Esto no significa que Windows 10 sea inutilizable para jugar, pero sí que el margen de soporte se estrecha. Cada nuevo controlador prioriza funciones recientes, FSR, optimizaciones y hardware más moderno, mientras los sistemas antiguos quedan más expuestos a regresiones, conflictos y soluciones temporales.
El problema para AMD es de confianza. Un usuario que actualiza drivers espera mejoras, no perder SAM, FreeSync, VRR o estabilidad, y cada fallo de este tipo refuerza la sensación de que Adrenalin necesita más control de calidad antes de llegar al canal público.
Además, Windows Update puede complicar todavía más el diagnóstico. Si el sistema instala o pisa componentes del controlador gráfico, el usuario puede quedarse con una mezcla de versiones que funciona a medias, aunque el paquete de AMD parezca instalado correctamente desde fuera.
Las soluciones temporales no sirven igual para todos
Algunos usuarios aseguran que revisar la tasa de refresco del monitor y volver a activar Variable Refresh Rate en Radeon Software ha recuperado el comportamiento correcto.
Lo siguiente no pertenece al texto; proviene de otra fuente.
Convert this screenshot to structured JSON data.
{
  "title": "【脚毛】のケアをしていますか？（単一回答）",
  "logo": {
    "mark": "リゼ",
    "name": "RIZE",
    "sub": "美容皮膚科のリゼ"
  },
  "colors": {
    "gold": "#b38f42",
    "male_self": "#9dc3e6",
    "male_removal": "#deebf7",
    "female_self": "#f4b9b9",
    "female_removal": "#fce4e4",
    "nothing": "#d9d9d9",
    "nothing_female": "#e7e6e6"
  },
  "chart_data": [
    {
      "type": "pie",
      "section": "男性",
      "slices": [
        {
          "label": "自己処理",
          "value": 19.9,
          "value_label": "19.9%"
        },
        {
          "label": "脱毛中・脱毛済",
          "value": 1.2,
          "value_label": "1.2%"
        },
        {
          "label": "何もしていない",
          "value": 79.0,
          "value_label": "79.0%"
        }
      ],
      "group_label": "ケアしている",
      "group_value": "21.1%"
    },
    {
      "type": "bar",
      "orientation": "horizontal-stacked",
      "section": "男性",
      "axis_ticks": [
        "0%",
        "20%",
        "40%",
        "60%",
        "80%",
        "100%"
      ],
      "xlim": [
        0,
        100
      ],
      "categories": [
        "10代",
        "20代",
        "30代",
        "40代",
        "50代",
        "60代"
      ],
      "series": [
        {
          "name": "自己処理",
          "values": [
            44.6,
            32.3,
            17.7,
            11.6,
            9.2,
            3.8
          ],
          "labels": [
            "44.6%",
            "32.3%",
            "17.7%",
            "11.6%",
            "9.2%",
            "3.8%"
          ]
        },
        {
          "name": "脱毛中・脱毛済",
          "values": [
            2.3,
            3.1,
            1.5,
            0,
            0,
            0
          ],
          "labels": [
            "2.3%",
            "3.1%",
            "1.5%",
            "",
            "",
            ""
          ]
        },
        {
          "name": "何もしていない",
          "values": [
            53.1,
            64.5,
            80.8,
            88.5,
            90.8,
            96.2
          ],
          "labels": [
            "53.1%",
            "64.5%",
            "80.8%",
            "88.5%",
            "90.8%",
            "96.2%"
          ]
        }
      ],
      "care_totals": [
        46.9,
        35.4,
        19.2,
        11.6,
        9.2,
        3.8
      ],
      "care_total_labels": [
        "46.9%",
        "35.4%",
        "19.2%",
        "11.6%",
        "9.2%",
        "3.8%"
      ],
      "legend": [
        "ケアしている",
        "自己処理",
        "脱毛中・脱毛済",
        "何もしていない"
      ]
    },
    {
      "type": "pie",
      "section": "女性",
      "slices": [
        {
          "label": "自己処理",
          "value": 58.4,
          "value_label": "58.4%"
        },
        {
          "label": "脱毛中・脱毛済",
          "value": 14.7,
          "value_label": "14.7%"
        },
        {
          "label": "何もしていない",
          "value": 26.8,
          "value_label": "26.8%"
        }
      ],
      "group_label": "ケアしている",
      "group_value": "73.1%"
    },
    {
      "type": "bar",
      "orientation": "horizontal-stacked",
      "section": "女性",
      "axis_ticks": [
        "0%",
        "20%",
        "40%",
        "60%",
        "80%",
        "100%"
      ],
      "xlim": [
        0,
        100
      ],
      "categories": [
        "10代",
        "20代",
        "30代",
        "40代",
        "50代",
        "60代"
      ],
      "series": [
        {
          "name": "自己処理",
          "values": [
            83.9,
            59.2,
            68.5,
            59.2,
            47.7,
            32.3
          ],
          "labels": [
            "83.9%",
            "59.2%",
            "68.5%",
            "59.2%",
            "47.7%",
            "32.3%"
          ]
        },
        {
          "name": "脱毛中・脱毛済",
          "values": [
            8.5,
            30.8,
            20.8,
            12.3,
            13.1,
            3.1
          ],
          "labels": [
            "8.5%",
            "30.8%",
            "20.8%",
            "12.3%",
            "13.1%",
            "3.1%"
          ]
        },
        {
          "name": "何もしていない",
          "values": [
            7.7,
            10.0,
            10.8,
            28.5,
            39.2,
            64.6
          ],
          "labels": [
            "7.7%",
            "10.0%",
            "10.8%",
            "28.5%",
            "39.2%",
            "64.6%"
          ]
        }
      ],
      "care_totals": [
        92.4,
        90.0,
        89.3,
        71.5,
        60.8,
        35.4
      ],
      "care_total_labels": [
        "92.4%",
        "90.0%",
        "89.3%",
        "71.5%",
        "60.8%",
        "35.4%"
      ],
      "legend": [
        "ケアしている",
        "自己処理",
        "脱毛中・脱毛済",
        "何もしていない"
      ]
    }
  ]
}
Otros hablan de varios reinicios consecutivos como solución parcial, una señal de que el fallo puede depender del orden de detección del hardware.
También hay casos donde desactivar y reactivar Resizable BAR en BIOS ha servido para forzar una nueva lectura del sistema. No es una solución limpia ni garantizada, pero encaja con errores donde Windows, BIOS y Adrenalin no sincronizan bien el estado real de la plataforma.
Lo prudente es no presentar estos pasos como reparación oficial. AMD todavía tendría que publicar un controlador corregido o una nota técnica clara, porque los apaños comunitarios pueden funcionar en un equipo y fallar en otro, especialmente con placas, BIOS y generaciones Radeon distintas.
El impacto real dependerá mucho del juego
La pérdida de SAM no siempre se nota igual, pero puede afectar más en juegos sensibles al tráfico entre CPU y GPU. Mundos abiertos, motores con mucho streaming y escenarios CPU-dependientes pueden acusar peor la pérdida de acceso completo a la VRAM que títulos más cerrados.
También puede aparecer inestabilidad si el controlador queda en un estado híbrido. No hablamos solo de menos FPS, sino de tirones, cierres, perfiles que no cargan bien y detección errática, justo el tipo de problema que el usuario asocia rápidamente a un driver roto.
La lectura final es sencilla: AMD necesita cerrar rápido esta cadena de regresiones. Smart Access Memory forma parte del valor del ecosistema Ryzen + Radeon, y si Adrenalin lo desactiva en Windows 10 sin tocar la BIOS, el problema golpea directamente a una función clave de rendimiento.